At 10:44 AM 7/9/98 +0700, Tony S. Hariman wrote:
Does anybody have experience having a T1 circuit with PPP encapsulation getting only 1290 Kbps maximum throughput looking at "sh int" result from cisco router or MRTG ?
This is the explanation our upstream provider gave us:
You have a 1.536Mbps port. However, there is the overhead from PPP and the translation overhead which takes place in all circuits. Judging by your settings that limit ends up somewhere between 1.3 and 1.4. This overhead would be the non-data portion of cells or frames for example. For example, you might have 1.3 Mbps of data which gets framing or cell information appended onto it before sending taking up additional bandwidth. It is to be expected in all circuits.
That is.... well, not correct. (Please insert favorite euphemism for "not very smart" in regards to this upstream.) First of all, PPP overhead is not even close to 200 Kbps on a T1. Second of all, I believe MRTG includes the overhead in it's graphs.
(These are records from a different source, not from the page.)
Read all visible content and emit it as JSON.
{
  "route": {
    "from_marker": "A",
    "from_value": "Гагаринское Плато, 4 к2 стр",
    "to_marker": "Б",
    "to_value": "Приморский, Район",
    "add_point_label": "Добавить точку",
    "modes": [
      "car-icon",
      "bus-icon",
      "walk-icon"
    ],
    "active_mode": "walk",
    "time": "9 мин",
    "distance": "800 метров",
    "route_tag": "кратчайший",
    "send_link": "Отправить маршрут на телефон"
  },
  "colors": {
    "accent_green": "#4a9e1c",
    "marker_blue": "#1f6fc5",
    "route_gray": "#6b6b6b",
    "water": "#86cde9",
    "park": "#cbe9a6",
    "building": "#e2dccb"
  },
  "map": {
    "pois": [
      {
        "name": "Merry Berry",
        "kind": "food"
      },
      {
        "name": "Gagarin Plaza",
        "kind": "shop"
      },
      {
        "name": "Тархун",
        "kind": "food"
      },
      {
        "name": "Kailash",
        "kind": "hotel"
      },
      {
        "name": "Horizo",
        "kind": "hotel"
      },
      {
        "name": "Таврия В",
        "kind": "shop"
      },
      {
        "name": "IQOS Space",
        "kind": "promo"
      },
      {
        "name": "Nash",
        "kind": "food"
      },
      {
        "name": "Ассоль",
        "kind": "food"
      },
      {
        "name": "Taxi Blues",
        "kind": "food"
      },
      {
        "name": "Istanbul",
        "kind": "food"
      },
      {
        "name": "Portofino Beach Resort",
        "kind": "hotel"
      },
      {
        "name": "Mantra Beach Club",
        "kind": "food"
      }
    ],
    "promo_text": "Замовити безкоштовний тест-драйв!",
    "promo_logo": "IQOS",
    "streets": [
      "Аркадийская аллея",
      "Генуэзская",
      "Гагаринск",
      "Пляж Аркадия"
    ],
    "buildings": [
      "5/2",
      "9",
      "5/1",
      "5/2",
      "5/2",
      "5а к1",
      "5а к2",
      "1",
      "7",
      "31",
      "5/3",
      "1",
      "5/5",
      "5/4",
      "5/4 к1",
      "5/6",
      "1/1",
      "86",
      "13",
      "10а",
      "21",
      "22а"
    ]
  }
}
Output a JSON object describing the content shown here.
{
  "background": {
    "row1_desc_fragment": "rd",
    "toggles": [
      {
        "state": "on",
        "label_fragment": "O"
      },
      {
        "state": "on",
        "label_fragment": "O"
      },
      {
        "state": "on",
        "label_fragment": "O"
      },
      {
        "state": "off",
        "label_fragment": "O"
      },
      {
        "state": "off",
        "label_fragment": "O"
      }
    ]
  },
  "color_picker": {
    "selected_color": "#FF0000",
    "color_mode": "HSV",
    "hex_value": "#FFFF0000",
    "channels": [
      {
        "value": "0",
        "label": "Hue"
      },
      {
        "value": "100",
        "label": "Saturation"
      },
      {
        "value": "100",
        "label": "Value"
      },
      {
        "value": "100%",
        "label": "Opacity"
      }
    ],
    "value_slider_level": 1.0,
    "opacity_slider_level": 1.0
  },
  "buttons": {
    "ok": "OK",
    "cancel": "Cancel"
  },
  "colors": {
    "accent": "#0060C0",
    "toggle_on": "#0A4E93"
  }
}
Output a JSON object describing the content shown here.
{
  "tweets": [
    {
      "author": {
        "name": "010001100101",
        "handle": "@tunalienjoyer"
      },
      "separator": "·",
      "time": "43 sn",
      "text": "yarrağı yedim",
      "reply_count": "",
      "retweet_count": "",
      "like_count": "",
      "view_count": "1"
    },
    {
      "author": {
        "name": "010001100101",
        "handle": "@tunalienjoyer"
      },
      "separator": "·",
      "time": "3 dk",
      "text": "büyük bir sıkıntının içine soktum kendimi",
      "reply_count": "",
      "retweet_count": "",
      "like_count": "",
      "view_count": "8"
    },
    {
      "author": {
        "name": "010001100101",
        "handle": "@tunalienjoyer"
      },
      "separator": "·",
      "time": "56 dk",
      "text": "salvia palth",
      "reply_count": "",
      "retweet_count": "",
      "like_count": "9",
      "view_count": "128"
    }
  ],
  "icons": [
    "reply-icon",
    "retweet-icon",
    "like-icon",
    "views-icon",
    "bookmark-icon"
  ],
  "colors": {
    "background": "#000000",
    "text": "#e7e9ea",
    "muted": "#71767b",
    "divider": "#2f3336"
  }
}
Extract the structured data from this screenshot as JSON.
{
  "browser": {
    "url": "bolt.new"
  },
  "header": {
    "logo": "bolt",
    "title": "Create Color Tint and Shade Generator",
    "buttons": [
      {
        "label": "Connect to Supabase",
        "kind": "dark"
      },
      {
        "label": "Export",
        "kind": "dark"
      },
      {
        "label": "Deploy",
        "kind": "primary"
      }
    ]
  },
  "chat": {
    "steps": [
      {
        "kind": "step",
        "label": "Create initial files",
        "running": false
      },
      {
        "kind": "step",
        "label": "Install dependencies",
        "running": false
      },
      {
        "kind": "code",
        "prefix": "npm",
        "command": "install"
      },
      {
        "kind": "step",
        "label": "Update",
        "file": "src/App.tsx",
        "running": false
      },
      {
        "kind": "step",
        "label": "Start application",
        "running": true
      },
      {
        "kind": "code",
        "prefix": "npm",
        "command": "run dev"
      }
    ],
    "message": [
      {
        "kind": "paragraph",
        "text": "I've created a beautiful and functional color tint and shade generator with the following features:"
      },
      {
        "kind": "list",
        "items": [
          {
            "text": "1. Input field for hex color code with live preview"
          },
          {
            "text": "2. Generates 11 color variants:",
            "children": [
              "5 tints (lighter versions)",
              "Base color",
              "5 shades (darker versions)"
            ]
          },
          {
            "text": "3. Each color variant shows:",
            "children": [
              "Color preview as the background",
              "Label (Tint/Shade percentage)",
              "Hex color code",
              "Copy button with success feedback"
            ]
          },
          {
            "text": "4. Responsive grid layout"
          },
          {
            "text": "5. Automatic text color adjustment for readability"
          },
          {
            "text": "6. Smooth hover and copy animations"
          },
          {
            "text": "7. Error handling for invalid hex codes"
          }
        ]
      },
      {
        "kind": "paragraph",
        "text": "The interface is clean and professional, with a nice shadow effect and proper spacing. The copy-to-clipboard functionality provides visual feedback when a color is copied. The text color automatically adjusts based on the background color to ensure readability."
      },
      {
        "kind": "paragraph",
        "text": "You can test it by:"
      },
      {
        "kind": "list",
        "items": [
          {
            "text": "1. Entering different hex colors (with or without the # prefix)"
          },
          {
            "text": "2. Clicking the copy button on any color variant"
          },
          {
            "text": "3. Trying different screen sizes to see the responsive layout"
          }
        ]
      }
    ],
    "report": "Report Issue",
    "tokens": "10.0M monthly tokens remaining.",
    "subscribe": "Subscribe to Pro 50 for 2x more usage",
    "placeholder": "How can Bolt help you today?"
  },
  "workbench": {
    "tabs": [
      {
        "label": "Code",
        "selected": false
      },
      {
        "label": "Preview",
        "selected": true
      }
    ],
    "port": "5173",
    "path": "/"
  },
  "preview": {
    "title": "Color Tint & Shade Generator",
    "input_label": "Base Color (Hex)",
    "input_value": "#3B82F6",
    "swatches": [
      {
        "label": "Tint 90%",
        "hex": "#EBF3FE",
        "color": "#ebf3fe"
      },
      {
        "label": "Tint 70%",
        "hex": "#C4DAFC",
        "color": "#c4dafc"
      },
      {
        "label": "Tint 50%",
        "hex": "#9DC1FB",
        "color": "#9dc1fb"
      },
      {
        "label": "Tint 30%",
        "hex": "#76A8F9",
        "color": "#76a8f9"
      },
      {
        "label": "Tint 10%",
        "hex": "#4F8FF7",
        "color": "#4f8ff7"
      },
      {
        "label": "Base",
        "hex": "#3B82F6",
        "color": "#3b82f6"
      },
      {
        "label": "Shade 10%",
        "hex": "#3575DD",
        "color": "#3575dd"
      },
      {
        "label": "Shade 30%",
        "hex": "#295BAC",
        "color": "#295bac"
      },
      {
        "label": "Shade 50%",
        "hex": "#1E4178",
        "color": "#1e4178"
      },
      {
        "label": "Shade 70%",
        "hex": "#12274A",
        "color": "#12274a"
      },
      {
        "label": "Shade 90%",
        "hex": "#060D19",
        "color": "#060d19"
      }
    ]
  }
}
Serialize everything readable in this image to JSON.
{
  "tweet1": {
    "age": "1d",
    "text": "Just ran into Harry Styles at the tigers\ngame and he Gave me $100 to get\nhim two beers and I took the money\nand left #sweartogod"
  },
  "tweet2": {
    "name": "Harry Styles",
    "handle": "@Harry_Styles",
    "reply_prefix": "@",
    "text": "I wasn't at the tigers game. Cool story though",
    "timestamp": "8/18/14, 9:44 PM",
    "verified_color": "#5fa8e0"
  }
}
Could someone please correct me on that if I'm wrong? And lastly, there are no "cells" in PPP. If you are doing ATM over that T1, you would have cells. But you say you are doing PPP, not ATM. Besides, I think you'd get less than 1.3 Mbps - probably more like 1.1 or 1.0. According to my MRTG graphs, the most I've ever gotten on a PPP encapsulated link is 1521.4 kb/s. I think that's a bit higher than your upstream told you is possible. :) This is a Cisco talking to a Bay router (hence the PPP encap as opposed to HDLC). So tell your upstream he's full of it.